In this study, we assessed the relationship of schizophrenia and its subgroups with 5-HT2A receptor gene polymorphism, and attempted to evaluate a possible correlation between the severity and prognosis of the illness and 5-HT2A receptor gene polymorphism.
Our study comprised 141 unrelated subjects who strictly met DSM-IV criteria for schizophrenia, and 79 healthy unrelated controls, all of Turkish origin. A clinical evaluation of all patients was accomplished applying the Brief Psychiatric Rating Scale (BPRS) test. The analysis of 5-HT2A receptor gene polymorphism was performed using the polymerase chain reaction technique.

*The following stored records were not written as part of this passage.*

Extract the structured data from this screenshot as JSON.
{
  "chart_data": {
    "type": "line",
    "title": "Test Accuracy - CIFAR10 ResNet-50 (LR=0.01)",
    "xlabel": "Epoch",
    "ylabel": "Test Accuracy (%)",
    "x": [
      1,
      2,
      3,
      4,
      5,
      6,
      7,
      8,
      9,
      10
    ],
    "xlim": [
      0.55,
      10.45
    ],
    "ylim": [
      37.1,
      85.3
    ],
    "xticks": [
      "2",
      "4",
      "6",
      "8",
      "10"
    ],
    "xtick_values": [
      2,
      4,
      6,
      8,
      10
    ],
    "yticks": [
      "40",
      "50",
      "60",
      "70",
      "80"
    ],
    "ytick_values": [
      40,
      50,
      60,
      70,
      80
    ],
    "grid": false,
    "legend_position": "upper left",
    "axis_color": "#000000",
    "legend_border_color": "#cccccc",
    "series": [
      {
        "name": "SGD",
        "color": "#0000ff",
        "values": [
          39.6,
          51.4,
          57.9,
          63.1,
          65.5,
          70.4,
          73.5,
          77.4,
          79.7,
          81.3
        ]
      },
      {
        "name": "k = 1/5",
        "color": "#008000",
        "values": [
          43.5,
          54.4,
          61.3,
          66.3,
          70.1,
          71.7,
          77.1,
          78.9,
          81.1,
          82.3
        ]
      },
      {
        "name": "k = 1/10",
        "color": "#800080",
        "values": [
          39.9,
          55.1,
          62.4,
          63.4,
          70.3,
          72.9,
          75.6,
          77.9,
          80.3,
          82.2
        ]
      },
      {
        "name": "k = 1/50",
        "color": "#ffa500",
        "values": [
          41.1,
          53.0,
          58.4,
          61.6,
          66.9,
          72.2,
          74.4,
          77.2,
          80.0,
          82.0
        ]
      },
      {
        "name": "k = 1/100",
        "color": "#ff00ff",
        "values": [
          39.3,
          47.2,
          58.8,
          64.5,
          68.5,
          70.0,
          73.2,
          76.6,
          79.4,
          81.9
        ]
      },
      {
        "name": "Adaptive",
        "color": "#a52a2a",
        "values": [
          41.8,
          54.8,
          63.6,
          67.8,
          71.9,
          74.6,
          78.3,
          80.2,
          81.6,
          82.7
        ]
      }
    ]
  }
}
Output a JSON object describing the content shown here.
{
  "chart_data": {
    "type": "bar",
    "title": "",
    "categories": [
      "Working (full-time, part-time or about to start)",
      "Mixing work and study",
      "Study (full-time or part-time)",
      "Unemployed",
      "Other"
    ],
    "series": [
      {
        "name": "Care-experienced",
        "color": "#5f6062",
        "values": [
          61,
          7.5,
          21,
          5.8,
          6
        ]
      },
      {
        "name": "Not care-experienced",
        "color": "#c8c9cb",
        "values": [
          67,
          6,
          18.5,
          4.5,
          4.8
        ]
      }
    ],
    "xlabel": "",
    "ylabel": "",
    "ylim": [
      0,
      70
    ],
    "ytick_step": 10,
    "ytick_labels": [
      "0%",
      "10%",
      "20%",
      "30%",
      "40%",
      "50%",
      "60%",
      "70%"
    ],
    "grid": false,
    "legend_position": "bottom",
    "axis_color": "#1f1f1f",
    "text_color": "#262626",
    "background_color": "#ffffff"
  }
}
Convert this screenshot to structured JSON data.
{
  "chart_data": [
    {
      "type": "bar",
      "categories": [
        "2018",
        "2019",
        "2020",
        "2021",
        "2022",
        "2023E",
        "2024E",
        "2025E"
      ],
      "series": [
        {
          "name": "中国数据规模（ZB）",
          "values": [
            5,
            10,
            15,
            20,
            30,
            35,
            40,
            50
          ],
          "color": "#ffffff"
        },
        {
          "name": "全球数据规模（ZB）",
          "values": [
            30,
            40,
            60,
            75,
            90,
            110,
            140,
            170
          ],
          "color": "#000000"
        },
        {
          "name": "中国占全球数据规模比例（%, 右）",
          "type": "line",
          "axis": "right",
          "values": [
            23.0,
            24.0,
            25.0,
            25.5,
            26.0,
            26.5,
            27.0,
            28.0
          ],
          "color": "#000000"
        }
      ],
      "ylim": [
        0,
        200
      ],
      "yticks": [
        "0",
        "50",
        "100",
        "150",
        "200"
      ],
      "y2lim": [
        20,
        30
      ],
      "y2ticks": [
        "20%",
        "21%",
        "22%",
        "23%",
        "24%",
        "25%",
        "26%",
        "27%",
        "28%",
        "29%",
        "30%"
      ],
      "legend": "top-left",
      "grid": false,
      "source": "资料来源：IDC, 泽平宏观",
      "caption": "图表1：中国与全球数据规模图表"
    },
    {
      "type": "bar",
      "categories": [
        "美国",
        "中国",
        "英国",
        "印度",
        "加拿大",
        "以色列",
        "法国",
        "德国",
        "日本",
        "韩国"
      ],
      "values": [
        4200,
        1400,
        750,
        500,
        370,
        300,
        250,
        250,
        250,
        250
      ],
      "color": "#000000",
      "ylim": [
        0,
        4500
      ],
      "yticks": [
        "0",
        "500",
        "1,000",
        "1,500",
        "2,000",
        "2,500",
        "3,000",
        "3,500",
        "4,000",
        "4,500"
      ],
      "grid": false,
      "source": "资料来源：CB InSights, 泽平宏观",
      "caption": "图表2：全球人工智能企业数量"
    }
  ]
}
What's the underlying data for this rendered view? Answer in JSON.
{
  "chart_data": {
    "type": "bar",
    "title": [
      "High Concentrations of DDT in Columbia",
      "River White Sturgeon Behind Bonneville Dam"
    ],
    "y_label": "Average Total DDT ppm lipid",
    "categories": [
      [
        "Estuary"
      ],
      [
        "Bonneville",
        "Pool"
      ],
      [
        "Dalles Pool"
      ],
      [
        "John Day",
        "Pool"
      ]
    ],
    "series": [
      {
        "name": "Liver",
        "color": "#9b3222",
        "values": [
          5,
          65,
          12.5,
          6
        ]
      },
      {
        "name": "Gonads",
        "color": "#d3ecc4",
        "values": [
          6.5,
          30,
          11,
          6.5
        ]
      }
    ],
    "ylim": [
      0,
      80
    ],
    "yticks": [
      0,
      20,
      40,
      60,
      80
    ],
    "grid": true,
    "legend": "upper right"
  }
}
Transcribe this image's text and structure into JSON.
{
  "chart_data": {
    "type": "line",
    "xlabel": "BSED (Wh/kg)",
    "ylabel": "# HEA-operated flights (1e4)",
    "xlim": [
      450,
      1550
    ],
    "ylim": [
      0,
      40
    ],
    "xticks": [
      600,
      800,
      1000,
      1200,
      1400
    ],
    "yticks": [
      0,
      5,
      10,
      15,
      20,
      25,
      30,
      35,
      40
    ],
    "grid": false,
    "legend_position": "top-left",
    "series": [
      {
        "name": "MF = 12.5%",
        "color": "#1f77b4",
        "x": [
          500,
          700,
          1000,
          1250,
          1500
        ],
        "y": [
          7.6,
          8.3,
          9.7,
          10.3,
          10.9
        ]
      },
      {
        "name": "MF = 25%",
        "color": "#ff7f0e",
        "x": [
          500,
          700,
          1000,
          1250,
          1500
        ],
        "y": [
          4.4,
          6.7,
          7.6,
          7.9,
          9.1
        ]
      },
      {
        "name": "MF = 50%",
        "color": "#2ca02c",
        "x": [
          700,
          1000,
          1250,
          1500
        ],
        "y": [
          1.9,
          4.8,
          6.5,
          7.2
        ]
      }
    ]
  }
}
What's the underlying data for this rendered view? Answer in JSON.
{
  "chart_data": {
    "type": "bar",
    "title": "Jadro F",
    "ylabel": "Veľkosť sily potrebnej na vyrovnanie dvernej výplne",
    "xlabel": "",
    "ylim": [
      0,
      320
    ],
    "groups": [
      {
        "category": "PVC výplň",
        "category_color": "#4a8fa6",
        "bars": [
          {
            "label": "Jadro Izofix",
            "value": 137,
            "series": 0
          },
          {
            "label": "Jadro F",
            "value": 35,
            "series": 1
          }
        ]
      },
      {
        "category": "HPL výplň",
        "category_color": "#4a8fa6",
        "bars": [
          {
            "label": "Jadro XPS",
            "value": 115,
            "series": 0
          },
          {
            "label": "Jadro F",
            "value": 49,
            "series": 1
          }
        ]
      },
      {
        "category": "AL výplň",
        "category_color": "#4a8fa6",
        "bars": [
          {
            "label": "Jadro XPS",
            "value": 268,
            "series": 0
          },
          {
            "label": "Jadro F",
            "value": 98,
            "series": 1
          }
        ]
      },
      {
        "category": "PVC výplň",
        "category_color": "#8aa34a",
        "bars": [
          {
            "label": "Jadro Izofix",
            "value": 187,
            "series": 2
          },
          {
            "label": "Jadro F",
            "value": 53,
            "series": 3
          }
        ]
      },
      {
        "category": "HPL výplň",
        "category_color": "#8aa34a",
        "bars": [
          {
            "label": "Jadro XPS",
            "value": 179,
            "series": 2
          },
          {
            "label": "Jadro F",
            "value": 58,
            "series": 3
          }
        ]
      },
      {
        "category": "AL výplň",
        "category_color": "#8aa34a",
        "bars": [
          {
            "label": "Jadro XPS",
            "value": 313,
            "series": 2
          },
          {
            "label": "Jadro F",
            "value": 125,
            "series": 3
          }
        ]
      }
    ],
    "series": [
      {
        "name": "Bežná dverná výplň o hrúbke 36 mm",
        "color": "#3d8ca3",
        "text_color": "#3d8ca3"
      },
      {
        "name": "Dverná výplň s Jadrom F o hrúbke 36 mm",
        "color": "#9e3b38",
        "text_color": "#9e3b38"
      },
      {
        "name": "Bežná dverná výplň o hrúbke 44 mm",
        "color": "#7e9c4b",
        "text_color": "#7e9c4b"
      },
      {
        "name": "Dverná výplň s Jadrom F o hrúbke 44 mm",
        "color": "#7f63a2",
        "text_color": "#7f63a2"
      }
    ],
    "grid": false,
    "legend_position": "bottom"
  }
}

Regarding 5-HT2A receptor gene polymorphisms, no statistically significant difference was found between schizophrenic patients and control subjects (p > 0.05). There was no significant difference between the average of BPRS points of the patients and 5-HT2A receptor gene polymorphisms (p > 0.05). Although there was no correlation between the duration of illness and polymorphism (p > 0.05), the frequency of hospitalization was found to be higher in the patients with T/C and T/T genotypes compared with the patients with C/C genotype (p < 0.05).
Our findings indicate that the T102C polymorphisms of the 5-HT2A receptor gene does not play a substantial role in schizophrenia nor help evaluate susceptibility to schizophrenia. Since the 5-HT2A receptor gene polymorphism is associated with the frequency of hospitalization of the patients, it may be an indicator of prognosis in schizophrenia or help differentiate the patients who are somewhat refractory to antipsychotic treatment.